Ida forced the closure of 90% of oil and gas production facilities on the US Gulf of Mexico prior to making its landfall on Aug. 29.
As of Thursday, some 18 days after the storm’s landfall, some 513,878 barrels equivalent of oil, or 28.24% of the production in the U.S. Gulf Coast of Mexico remained shut-in, according to the Bureau of Safety and Environmental Enforcement, the government agency monitoring the situation.
U.S. dropped by 6.422 million barrels in the latest week to Sept. 10 on heavier-than-expected drawdown from inventories by refiners facing a squeeze in domestic crude supply, data from the Energy Information Administration showed.

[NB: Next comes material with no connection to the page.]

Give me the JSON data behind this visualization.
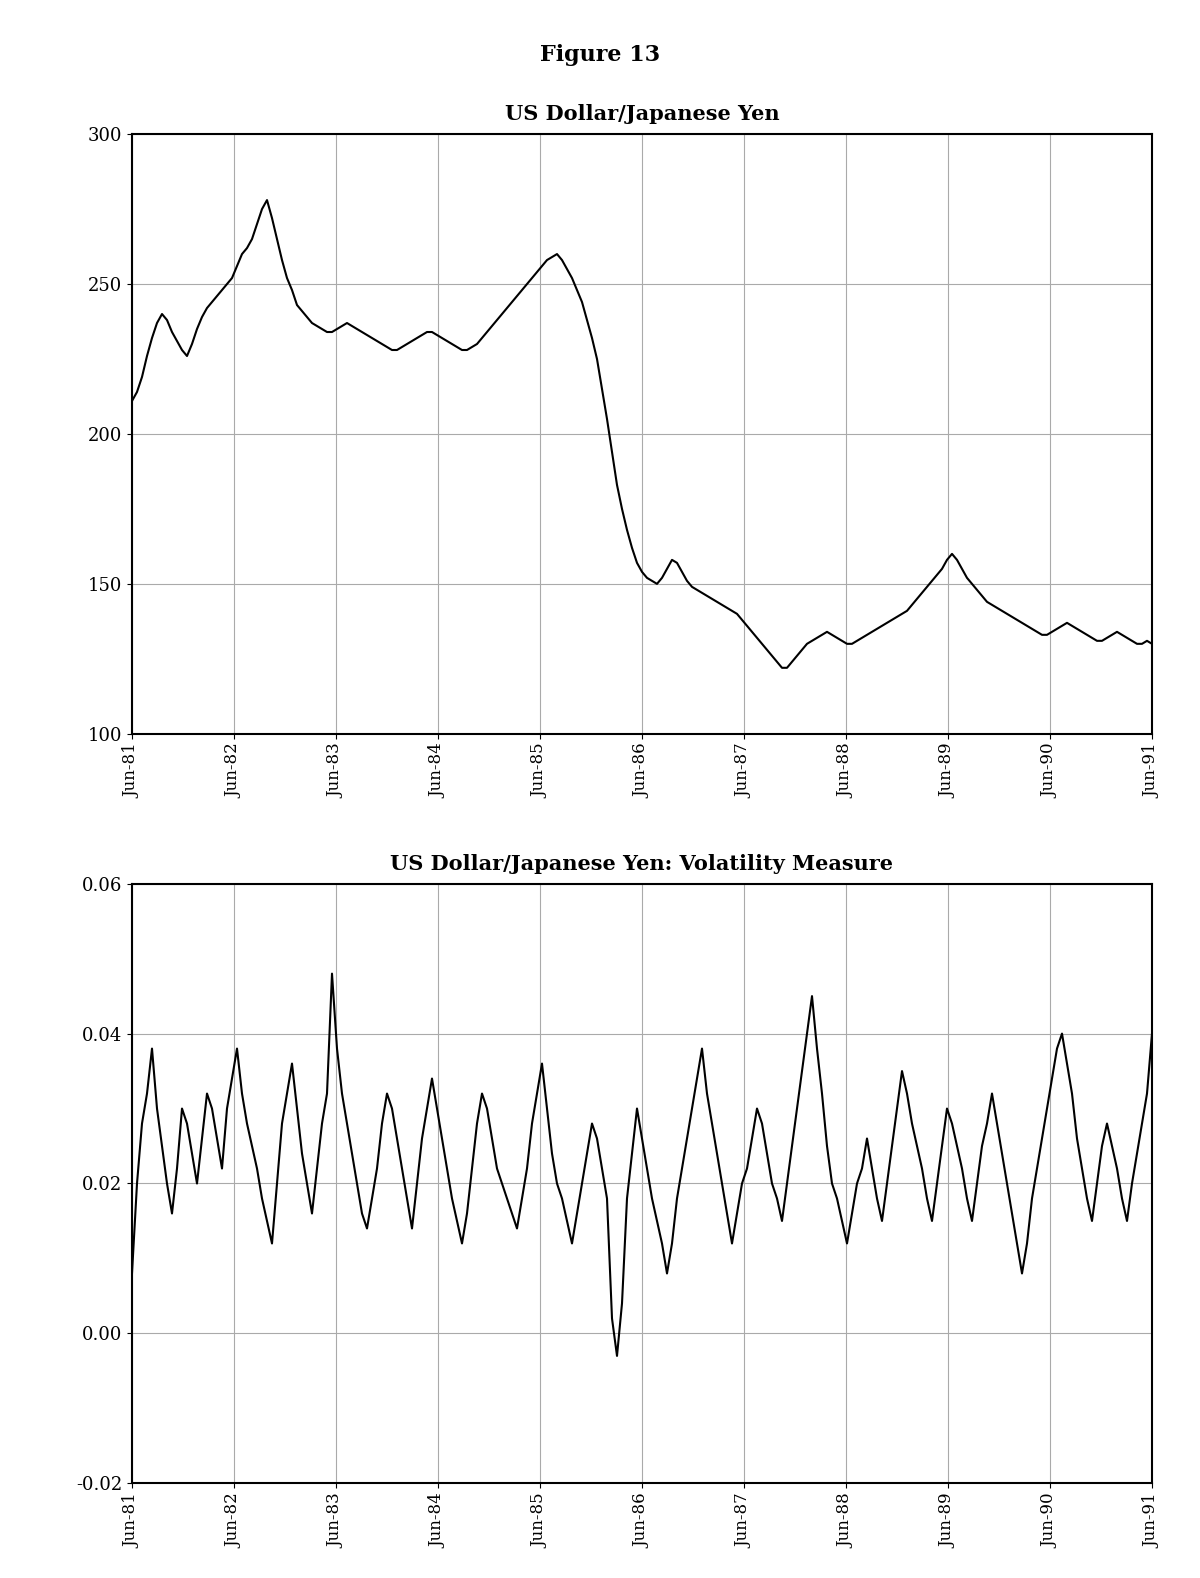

Investing.com polled experts and predicted a fall of 3.544 millions barrels over the week ending Sept. 10. The previous week ended Sept. 3. Crude oil draws fell to four-week highs due to Ida-related interruptions.
Energy Markets Calendar Ahead
Monday, Sept 20
Cushing crude inventory estimates (private)
Tuesday, Sept 21
weekly report on oil stockpiles.
Wednesday, Sept 22
EIA weekly report on
EIA weekly report on
EIA weekly report on
Thursday, Sept 23
EIA weekly report on
Friday, Sept 24
Baker Hughes weekly survey on
Disclaimer: Barani Krishnan does not hold a position in the commodities and securities he writes about.